CUT&Tag (Cleavage Under Targets and Tagmentation) is a highly sensitive, low-input technique for profiling protein–DNA interactions and chromatin modifications with exceptional resolution and minimal background noise. The method relies on antibody-directed recruitment of a protein A/G–Tn5 transposase fusion protein, enabling in situ tagmentation and the direct generation of sequencing-ready DNA fragments from intact nuclei or permeabilized cells without the need for chromatin shearing or immunoprecipitation.
Key Advantages
- High Sensitivity and Low Input: Suitable for experiments using only hundreds to thousands of cells, including precious clinical and limited biological samples.
- High Signal-to-Noise Ratio: Delivers reduced nonspecific background and highly accurate peak identification for robust epigenomic analysis.
- Broad Sample Compatibility: Applicable to primary cells, sorted cell populations, frozen specimens, lightly fixed samples, and single-cell workflows.

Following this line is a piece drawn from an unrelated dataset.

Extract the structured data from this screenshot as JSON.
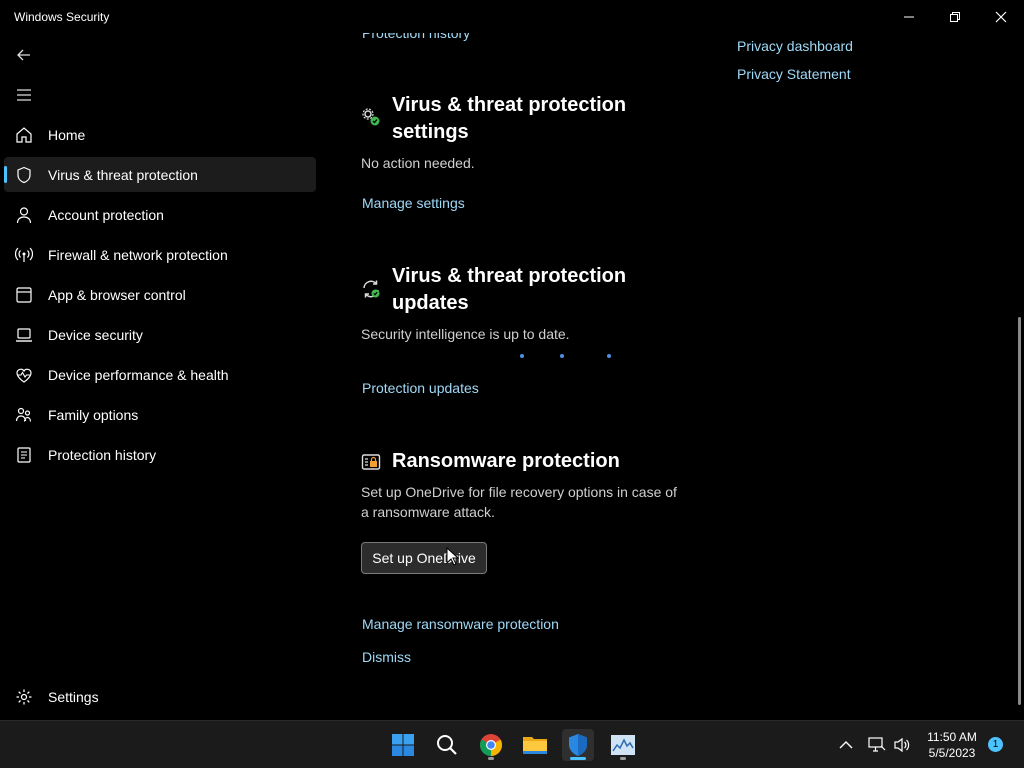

- Streamlined Workflow: Minimizes handling steps, reducing sample loss, experimental variability, and processing time.
Applications
- Epigenomic mapping of histone modifications and transcription factor binding sites.
- Comparative chromatin profiling across cell types, treatments, developmental stages, or disease conditions.
- Low-input epigenetic studies and clinical sample analysis.
- Single-cell and indexed CUT&Tag applications for cell-type-specific chromatin landscape characterization.